O aconselhamento é uma prática educativa ofertada por profissionais de saúde com o objetivo de tornar os indivíduos ativos sobre seu processo de saúde, dentro do respeito à autonomia e valorização de seu potencial, propiciando uma mudança de comportamento e melhoria na qualidade de vida.6,12 Os benefícios resultantes dessas orientações identificados nos hábitos de vida dos indivíduos, a exemplo do cuidado com a alimentação, maior prática de atividade física e redução do consumo de bebidas alcoólicas e do tabagismo, podem ser encontrados na literatura;8,9,13 pessoas que recebem com frequência orientações de qualidade por profissionais de saúde sentem-se mais motivados a adotar um estilo de vida saudável.14
Estudos realizados a partir de dados de inquéritos transversais no Canadá, com indivíduos hipertensos8 e diabéticos,9 mostraram maior probabilidade de engajamento na prática de alguns hábitos saudáveis entre aqueles que haviam recebido orientação ou apoio de profissionais da Saúde. No Brasil, há escassez de pesquisas sobre o tema.

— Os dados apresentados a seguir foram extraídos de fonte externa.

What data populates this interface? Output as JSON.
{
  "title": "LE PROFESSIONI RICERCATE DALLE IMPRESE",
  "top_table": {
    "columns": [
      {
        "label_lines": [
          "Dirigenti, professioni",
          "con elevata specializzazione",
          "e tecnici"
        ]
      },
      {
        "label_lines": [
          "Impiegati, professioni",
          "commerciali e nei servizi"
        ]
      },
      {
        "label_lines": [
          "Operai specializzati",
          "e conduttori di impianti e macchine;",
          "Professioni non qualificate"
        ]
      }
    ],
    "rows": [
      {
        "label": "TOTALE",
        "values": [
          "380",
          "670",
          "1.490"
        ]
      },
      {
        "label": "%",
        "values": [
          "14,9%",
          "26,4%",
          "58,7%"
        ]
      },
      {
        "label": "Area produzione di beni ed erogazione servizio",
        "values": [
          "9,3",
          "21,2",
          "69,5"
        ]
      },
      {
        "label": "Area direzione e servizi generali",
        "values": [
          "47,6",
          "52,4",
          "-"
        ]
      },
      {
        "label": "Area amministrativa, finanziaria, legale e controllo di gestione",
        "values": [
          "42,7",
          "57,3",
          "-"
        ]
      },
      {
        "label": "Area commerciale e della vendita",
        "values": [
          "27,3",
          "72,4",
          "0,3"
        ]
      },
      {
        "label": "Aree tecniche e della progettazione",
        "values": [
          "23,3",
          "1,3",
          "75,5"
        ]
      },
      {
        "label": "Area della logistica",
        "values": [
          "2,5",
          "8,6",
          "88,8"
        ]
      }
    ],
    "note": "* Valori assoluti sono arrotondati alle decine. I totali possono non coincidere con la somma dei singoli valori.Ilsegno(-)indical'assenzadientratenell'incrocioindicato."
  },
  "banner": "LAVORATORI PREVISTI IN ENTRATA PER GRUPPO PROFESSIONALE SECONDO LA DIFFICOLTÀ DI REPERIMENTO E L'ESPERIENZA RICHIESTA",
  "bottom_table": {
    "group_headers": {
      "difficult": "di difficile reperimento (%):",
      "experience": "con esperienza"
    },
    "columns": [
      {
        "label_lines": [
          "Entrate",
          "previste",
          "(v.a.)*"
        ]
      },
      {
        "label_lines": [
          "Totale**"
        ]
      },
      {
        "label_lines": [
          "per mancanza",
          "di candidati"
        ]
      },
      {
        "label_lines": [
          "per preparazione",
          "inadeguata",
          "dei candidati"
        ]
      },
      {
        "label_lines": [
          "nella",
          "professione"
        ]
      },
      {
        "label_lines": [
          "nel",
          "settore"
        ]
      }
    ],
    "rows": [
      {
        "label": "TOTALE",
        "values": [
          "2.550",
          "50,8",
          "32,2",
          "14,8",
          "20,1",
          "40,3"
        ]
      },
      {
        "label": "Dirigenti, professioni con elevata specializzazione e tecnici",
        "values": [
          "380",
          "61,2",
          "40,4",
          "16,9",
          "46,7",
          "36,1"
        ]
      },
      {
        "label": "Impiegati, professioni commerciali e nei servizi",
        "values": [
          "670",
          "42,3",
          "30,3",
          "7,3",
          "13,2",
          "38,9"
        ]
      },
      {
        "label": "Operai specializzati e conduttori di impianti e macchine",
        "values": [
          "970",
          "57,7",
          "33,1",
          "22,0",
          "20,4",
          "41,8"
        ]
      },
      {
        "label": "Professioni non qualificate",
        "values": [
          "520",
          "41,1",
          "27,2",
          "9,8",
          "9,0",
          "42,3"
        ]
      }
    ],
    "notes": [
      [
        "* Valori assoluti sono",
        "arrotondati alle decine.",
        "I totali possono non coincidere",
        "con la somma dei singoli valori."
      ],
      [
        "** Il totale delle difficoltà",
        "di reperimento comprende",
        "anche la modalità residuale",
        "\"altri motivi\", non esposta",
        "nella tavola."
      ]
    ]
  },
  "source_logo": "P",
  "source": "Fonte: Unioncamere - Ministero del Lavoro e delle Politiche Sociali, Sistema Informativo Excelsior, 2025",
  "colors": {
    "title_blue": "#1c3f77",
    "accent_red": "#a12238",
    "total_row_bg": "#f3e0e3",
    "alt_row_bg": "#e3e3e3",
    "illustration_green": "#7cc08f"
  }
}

O objetivo deste estudo foi analisar a associação entre recebimento de orientações por profissionais de saúde e comportamentos saudáveis entre idosos.
Métodos
Estudo transversal, de base populacional, realizado com indivíduos de 60 anos ou mais de idade, residentes na zona urbana do município de Pelotas, estado do Rio Grande do Sul, no ano de 2014.
Pelotas é uma cidade de médio porte, localizada na região Sul do país, que em 2010 contava com 305.696 habitantes, dos quais 46.099 idosos (15,1%). O índice de desenvolvimento humano (IDH), também referente a 2010,19 foi de 0,739.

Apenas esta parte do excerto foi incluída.